McCullough’s web site no longer mentions Prisoners of Christ, however the web archive “Wayback Machine” shows (at the bottom of the page) the link to Prisoners of Christ in October 2001, for anyone who would like to see for themselves.

Since my report on Salon, the Prisoners of Christ list as it was then, is no more. (Domestic terrorists and their apologists have gone out of fashion since 9/11.)  However, a similar list of violent offenders is still maintained by the Army of God.

McCullough’s Christian Comunication Network continues to operate as a Washington, DC-based PR and consulting firm.
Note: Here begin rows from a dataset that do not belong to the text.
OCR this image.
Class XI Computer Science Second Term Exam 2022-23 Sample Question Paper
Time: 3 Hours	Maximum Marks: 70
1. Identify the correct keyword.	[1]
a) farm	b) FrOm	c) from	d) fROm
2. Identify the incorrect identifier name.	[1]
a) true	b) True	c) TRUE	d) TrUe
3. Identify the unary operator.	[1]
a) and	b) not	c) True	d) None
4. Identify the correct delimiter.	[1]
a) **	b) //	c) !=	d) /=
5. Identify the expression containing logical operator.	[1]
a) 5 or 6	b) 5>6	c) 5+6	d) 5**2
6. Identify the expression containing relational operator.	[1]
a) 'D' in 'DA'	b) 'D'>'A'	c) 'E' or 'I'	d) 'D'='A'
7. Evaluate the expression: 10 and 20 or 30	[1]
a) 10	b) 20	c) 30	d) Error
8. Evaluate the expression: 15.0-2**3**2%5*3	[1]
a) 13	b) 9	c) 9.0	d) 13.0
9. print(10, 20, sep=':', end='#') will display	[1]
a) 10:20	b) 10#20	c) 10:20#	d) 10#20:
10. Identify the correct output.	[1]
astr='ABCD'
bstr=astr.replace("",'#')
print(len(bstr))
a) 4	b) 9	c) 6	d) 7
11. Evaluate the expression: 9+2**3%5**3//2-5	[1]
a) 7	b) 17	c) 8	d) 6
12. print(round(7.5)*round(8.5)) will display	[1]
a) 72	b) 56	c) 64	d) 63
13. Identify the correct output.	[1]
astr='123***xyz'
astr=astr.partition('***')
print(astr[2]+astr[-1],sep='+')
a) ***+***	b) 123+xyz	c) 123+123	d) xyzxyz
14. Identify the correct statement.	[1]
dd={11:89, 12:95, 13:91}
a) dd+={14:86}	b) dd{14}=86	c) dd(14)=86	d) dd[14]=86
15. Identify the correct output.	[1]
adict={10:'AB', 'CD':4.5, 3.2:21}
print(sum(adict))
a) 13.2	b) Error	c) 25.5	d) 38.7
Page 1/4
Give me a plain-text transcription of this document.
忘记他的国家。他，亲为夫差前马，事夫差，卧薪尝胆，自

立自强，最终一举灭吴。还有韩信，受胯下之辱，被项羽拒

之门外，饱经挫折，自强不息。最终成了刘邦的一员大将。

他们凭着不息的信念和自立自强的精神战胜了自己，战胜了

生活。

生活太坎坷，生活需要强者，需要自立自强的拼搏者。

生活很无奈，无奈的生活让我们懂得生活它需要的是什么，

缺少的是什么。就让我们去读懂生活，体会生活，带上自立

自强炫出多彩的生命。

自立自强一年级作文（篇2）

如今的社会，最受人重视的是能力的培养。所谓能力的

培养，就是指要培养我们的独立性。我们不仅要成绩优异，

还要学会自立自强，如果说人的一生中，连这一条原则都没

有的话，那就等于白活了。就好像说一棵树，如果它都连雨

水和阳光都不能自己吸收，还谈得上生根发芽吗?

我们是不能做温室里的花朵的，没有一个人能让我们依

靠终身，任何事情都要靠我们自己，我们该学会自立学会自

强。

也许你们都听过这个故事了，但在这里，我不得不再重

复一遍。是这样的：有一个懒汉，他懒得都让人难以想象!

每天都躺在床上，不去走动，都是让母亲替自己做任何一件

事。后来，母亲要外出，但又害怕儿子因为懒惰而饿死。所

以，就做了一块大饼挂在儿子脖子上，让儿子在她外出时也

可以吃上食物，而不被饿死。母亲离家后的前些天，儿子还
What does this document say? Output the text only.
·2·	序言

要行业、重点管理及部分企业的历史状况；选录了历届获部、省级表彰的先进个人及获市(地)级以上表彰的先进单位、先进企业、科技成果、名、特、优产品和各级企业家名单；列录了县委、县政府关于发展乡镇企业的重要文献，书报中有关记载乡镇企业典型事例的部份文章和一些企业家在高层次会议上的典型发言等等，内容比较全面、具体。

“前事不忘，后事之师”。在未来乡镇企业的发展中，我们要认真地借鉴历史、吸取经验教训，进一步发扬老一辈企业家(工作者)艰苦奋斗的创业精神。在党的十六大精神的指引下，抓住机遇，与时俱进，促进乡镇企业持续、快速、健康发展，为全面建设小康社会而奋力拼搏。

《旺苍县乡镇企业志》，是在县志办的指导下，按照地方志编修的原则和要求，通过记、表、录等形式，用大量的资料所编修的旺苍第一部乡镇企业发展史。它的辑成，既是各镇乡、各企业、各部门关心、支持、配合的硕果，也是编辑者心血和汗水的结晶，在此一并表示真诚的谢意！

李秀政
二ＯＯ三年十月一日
Meanwhile, the issue of how best to describe the various elements of the Christian Right has become an issue, and the role of Paul Hill and a number of antiabortion militants epitomizes the matter. For example, the label “extremist” is widely, loosely and often inaccurately applied to various individuals and sectors of the Christian Right. However, if the term applies to anyone, it ought to apply to Paul Hill and the members of the Army of God, who are truly extremists — people who have taken extreme action to further their arguably extreme political and religious goals.

But Chip Berlet, writing on the new blog site, Talk to Action, has a post discussing how problematic the use of the word “extremist” and “extremism” can be.

“Ultimately, the concept of ‘extremism’ is of little value in studying prejudice and ethnoviolence,” he writes. “Sociologist Jerome Himmelstein argues the term ‘extremism’ is at best a characterization that ‘tells us nothing substantive about the people it labels,’ and at worst the term ‘paints a false picture.’ Often, analysts use the term ‘extremism’ in a way that implies that ideas and methodologies are always linked. This is not the case.”

Berlet goes on to note that “people and groups that promote supremacy, prejudice, discrimination, bigotry, and hate…” are also sometimes “people and groups that use intimidation and violence against a targeted group or individual based on their perceived identity.”  Using this kind of language, he says, “teaches people to see the dynamics of societal oppression…” which he sees as vital to comabatting these oppressions.

However, he notes when we resort to labels like “extremist” we are then allowing people to be dismissive of “ethnoviolence as caused by not-like-us ‘extremists’ from hate groups.” And if Himmselstein is correct, we are obscuring more than we are revealing about those whom we label as extremists. I believe that this kind of one-size-fits all approach to political language is reductionist. It fails to help us distinguis between fact and propaganda, insight and characterization, description and smear job.

Paul Hill and many others in theocratic Christian Right are religious supremacists. They have targeted those who disagree with them, with “intimidation and violence.”  We don’t need empty characterizations like the term “radical religious extremist” (invented by a PR firm to characterize a wide swath of Christian Right and hate groups) to describe the views and actions of Paul Hill and other antiabortion militants — whose activites comprise a continuum of organized intimidation.

But it is also important to note that many of the people whom McCullough has represented are overt or covert theocrats — as committed to the overthrow of constitutional democracy as we know it, as they are to ending the constitutional right to abortion (as I detail in Eternal Hostility.)

It has been my experience over the past ten or fifteen years, that it has been difficult to talk with people about the wider problems of the theocratic Christian Right, because the conversation too often bogs down on what to call “them.” But I think that it is far more important that whatever words we use, that we know what they mean, and use them well.